Bartlett Tree Acquires Preservation Tree Care

From The Island Packet

Preservation Tree Care, the 16-year-old Beaufort business that has done work for free in Beaufort County, has been purchased by Bartlett Tree Experts, a Connecticut company with more than 100 branches in the United States, Canada, Ireland and Great Britain.

Preservation Tree Care owner Michael Murphy, who will continue to manage the business, said he had discussed a deal with Bartlett officials for about six years. He said he decided to sell largely because the expertise available at Bartlett’s high-tech lab in Charlotte should allow his company to take better care of local trees.

“Their great knowledge will help us keep our customers’ trees healthier,” he said.

Murphy said the deal also should help his company streamline office procedures and provide employees with better training, benefits and equipment, he said.

Murphy started his company in 1994, operating from his home with a handful of employees and three trucks they parked at a gas station. The company has grown to 16 employees and 18 trucks with an office and shop in the Beaufort Industrial Village.

The companies did not disclose terms of the deal, which Murphy announced Dec. 10.

Customers should not notice many immediate changes since Murphy said his company will keep its personnel and fleet of green trucks.

Bartlett is a third-generation family business founded in 1907 and based in Stamford, Conn. Several Bartlett family members live in the Carolinas. Bartlett also has locations on Hilton Head Island and in Savannah and Charleston.

“They have the same ideals we do and the same attention to detail,” Murphy said.
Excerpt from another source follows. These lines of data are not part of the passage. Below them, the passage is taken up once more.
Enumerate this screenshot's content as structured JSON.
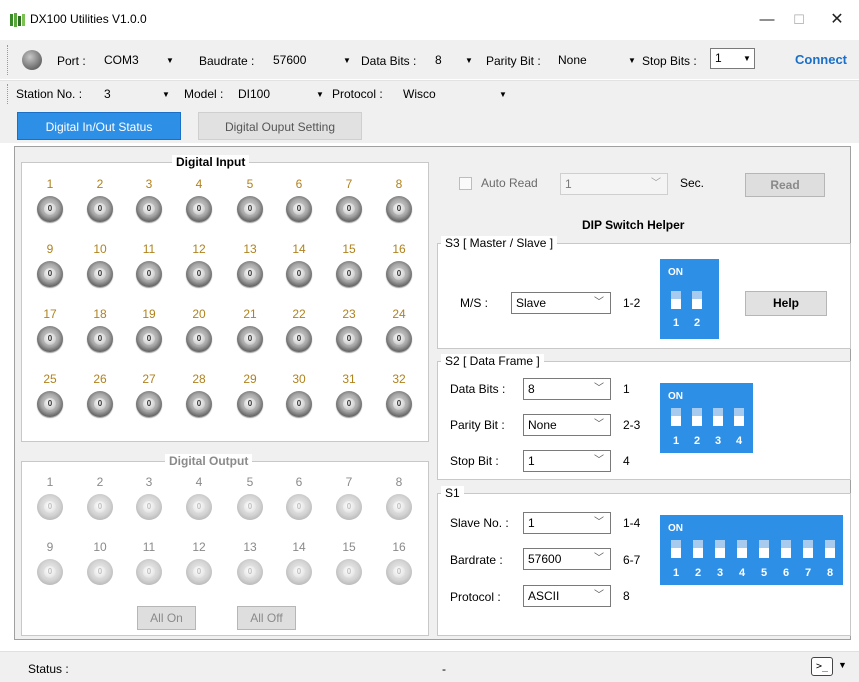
{
  "window": {
    "title": "DX100 Utilities V1.0.0",
    "minimize": "—",
    "maximize": "☐",
    "close": "✕"
  },
  "toolbar": {
    "port_label": "Port :",
    "port_value": "COM3",
    "baudrate_label": "Baudrate :",
    "baudrate_value": "57600",
    "databits_label": "Data Bits :",
    "databits_value": "8",
    "parity_label": "Parity Bit :",
    "parity_value": "None",
    "stopbits_label": "Stop Bits :",
    "stopbits_value": "1",
    "connect_label": "Connect",
    "station_label": "Station No. :",
    "station_value": "3",
    "model_label": "Model :",
    "model_value": "DI100",
    "protocol_label": "Protocol :",
    "protocol_value": "Wisco"
  },
  "tabs": {
    "active": "Digital In/Out Status",
    "other": "Digital Ouput Setting"
  },
  "digital_input": {
    "title": "Digital Input",
    "rows": [
      [
        "1",
        "2",
        "3",
        "4",
        "5",
        "6",
        "7",
        "8"
      ],
      [
        "9",
        "10",
        "11",
        "12",
        "13",
        "14",
        "15",
        "16"
      ],
      [
        "17",
        "18",
        "19",
        "20",
        "21",
        "22",
        "23",
        "24"
      ],
      [
        "25",
        "26",
        "27",
        "28",
        "29",
        "30",
        "31",
        "32"
      ]
    ],
    "state": "0"
  },
  "digital_output": {
    "title": "Digital Output",
    "rows": [
      [
        "1",
        "2",
        "3",
        "4",
        "5",
        "6",
        "7",
        "8"
      ],
      [
        "9",
        "10",
        "11",
        "12",
        "13",
        "14",
        "15",
        "16"
      ]
    ],
    "state": "0",
    "all_on": "All On",
    "all_off": "All Off"
  },
  "auto_read": {
    "label": "Auto Read",
    "interval": "1",
    "unit": "Sec.",
    "read_button": "Read"
  },
  "dip_helper": {
    "title": "DIP Switch Helper",
    "on_label": "ON",
    "s3": {
      "title": "S3 [ Master / Slave ]",
      "ms_label": "M/S :",
      "ms_value": "Slave",
      "ms_range": "1-2",
      "help_button": "Help",
      "switch_count": "2"
    },
    "s2": {
      "title": "S2 [ Data Frame ]",
      "databits_label": "Data Bits :",
      "databits_value": "8",
      "databits_range": "1",
      "parity_label": "Parity Bit :",
      "parity_value": "None",
      "parity_range": "2-3",
      "stopbit_label": "Stop Bit :",
      "stopbit_value": "1",
      "stopbit_range": "4",
      "switch_count": "4"
    },
    "s1": {
      "title": "S1",
      "slave_label": "Slave No. :",
      "slave_value": "1",
      "slave_range": "1-4",
      "bardrate_label": "Bardrate :",
      "bardrate_value": "57600",
      "bardrate_range": "6-7",
      "protocol_label": "Protocol :",
      "protocol_value": "ASCII",
      "protocol_range": "8",
      "switch_count": "8"
    }
  },
  "status": {
    "label": "Status :",
    "value": "-",
    "console_icon": "terminal-icon"
  }
}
In recent months, Preservation Tree Care donated time and manpower to remove dangerous trees and limbs throughout Beaufort; demonstrated tree pruning downtown to celebrate Arbor Day; and tended to an ailing, 250-year-old oak tree at the intersection of U.S. 278 and S.C. 170 in Okatie.

Both Murphy and Bartlett vice president Steve Johnston said Bartlett probably wouldn’t devote a week to community service — as Preservation Tree Care did earlier this month — but will often take on as many smaller projects.

“I’m going to bring these ideas up whenever I can,” Murphy said. “The only reason we’re successful is because of the community.”

Johnston, who manages Bartlett’s Southeast division, said Preservation Tree Care will keep the same name with the postscript “a division of Bartlett Tree Experts” for three to four years and eventually become known as Bartlett’s Beaufort office.